Expressing something universal

It is usually said that music appeals to aspects of ourselves that other art forms cannot reach. The intention behind these staged concerts is to try to produce concerts that include this aspect of the musical experience while at the same time expressing something universal, something beyond the bounds of the music itself.

‘The goal is to expand music’s possibilities to create experience and give rise to insight,’ Hellstenius explains.

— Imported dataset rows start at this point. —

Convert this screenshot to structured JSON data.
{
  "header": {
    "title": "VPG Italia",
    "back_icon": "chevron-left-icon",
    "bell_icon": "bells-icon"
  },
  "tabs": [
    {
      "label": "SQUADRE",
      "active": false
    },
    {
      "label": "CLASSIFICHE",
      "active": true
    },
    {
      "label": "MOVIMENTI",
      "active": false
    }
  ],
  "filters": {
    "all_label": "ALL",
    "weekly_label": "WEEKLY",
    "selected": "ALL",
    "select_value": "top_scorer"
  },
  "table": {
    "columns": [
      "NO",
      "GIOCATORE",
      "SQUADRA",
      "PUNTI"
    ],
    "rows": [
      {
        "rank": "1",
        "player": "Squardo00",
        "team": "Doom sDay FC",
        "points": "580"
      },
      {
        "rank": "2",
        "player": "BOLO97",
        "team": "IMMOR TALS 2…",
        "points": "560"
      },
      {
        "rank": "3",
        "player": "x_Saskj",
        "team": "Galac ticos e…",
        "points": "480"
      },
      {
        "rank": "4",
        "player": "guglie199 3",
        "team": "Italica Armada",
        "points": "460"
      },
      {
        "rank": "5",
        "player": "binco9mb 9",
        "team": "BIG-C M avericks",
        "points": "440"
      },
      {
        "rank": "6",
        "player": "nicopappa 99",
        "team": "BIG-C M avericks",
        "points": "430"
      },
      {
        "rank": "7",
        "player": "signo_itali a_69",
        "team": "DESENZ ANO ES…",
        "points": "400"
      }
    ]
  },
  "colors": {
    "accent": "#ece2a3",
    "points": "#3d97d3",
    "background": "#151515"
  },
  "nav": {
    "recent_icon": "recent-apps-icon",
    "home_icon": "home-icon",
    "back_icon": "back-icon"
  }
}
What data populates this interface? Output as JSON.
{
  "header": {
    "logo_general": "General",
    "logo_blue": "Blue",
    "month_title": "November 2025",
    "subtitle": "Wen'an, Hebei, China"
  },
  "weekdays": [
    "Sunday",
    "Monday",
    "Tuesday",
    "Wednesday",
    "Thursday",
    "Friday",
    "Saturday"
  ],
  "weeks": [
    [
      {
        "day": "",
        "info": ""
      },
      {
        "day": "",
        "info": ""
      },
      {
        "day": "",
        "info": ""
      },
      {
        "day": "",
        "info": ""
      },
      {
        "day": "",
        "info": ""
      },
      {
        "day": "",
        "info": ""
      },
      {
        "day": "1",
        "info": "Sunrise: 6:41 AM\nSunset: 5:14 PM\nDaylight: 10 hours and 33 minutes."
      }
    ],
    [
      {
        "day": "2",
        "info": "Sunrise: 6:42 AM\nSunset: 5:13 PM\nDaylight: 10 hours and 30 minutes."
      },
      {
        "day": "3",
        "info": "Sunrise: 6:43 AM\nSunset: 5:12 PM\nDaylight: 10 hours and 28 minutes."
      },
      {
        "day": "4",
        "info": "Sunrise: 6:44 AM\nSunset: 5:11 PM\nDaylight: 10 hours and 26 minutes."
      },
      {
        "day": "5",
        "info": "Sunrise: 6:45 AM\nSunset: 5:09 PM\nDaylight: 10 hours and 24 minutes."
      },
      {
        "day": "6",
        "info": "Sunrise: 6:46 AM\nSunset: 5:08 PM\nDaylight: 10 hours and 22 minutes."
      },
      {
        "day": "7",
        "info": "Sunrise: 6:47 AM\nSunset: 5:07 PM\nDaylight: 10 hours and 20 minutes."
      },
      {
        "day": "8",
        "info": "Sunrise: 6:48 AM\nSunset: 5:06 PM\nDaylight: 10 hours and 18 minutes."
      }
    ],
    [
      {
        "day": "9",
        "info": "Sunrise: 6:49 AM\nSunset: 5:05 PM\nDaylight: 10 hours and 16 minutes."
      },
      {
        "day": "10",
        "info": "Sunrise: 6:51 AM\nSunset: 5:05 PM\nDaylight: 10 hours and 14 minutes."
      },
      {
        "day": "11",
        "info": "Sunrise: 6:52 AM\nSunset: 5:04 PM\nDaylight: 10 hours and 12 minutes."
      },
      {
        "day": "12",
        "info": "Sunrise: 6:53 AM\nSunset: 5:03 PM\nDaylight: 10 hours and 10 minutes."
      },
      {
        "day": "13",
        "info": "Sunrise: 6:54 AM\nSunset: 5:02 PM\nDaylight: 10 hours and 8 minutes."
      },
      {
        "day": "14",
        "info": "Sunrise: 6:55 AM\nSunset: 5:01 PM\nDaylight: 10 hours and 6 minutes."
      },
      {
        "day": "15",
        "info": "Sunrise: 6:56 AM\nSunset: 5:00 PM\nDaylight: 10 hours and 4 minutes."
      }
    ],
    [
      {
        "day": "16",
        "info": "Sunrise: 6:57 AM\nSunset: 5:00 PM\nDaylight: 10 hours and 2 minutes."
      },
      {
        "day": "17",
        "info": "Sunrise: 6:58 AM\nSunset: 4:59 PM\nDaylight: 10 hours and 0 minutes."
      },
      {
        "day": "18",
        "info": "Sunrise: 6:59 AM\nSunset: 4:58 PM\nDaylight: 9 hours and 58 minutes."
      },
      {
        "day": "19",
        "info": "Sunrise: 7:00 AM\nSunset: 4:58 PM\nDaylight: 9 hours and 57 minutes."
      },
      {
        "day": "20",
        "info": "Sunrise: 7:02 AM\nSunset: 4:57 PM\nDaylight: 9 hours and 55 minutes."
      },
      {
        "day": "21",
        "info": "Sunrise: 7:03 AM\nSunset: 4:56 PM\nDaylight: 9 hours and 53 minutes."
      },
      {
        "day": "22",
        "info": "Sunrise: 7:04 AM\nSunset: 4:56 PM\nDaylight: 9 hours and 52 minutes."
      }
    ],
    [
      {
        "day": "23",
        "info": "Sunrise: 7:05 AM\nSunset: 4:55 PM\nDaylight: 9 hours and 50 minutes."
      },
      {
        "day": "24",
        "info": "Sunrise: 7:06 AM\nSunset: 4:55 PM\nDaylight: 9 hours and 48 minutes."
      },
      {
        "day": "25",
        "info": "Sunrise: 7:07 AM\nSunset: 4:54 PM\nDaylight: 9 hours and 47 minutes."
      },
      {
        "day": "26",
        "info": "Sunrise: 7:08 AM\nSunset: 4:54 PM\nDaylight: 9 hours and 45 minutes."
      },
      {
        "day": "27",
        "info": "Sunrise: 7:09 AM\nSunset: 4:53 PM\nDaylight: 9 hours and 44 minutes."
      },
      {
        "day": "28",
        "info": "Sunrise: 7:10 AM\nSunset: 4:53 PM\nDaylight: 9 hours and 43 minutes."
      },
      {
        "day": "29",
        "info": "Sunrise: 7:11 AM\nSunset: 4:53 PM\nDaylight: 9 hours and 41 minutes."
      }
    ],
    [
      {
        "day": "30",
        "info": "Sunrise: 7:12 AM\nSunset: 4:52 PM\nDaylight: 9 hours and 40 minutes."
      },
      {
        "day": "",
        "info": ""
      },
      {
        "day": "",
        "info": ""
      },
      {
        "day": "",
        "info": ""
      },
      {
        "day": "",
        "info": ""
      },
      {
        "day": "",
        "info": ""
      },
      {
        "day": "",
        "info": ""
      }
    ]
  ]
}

He has engaged a number of musicians and plans to present six of his own compositions as well as music by composers he is particularly interested in. The concerts will feature compositions by Carola Bauckholdt, Gérard Grisey, Klaus Lang, Claude Vivier, Luigi Nno, Franz Schubert and Dimitri Sjostakovitisj. Together with Hellstenius’s own work, they address themes such as nature, death, relationships and stories. Hellstenius’s own works include two brand new pieces that will be premiered at these concerts.

A unique experience

The list of ensembles includes Dans les Arbres, Ning, Cikada and Ensemble Ernst, while the musicians include Dan Styffe, Peter Herresthal, Hans Kristian Kjos Sørensen and singers Unni Løvlid and Tora Augestad. They are all performers that Hellstenius knows well.

‘The musicians are very involved in the project and, together with video artist and composer Ignas Krunglevicius, scenographer Nia Demerell and director Jonas Corell Petersen, they will all contribute to creating these four “macro-compositions” – consisting of music, space, text, light, movement and video,’ says Hellstenius.

The point of departure for the first concert is how close the sounds of nature are to composed and improvised music.

‘The evening will be a unique experience – a concert installation that takes the audience through 24 hours of sound. The sounds of animals and birds in the Brazilian jungle, European cows, the sound of nature in the Norwegian mountains, and a small fishing village wakening to life gradually merge with acoustic compositions and improvisations,’ Hellstenius tells us.

Death and group therapy

Two days later, it is death that is in focus.

‘Artists and composers return to death again and again, reflecting on and portraying it and our conceptions of it. This concert brings together four composers’ musical reflections on death in different forms, ranging from death in its concrete form to the “little death” experienced by people who, while still alive, are not truly present in their own lives.’   At the third concert, a mixture of videos and instrumental music will provide an alternative perspective on interpersonal relationships. Marital rows and family therapy are among the elements included. 

‘At the last concert, we return to what was perhaps music’s original function – to tell stories. We sit the audience down with the musicians, and various stories will be told over the table – old and new ones, visual and musical ones.’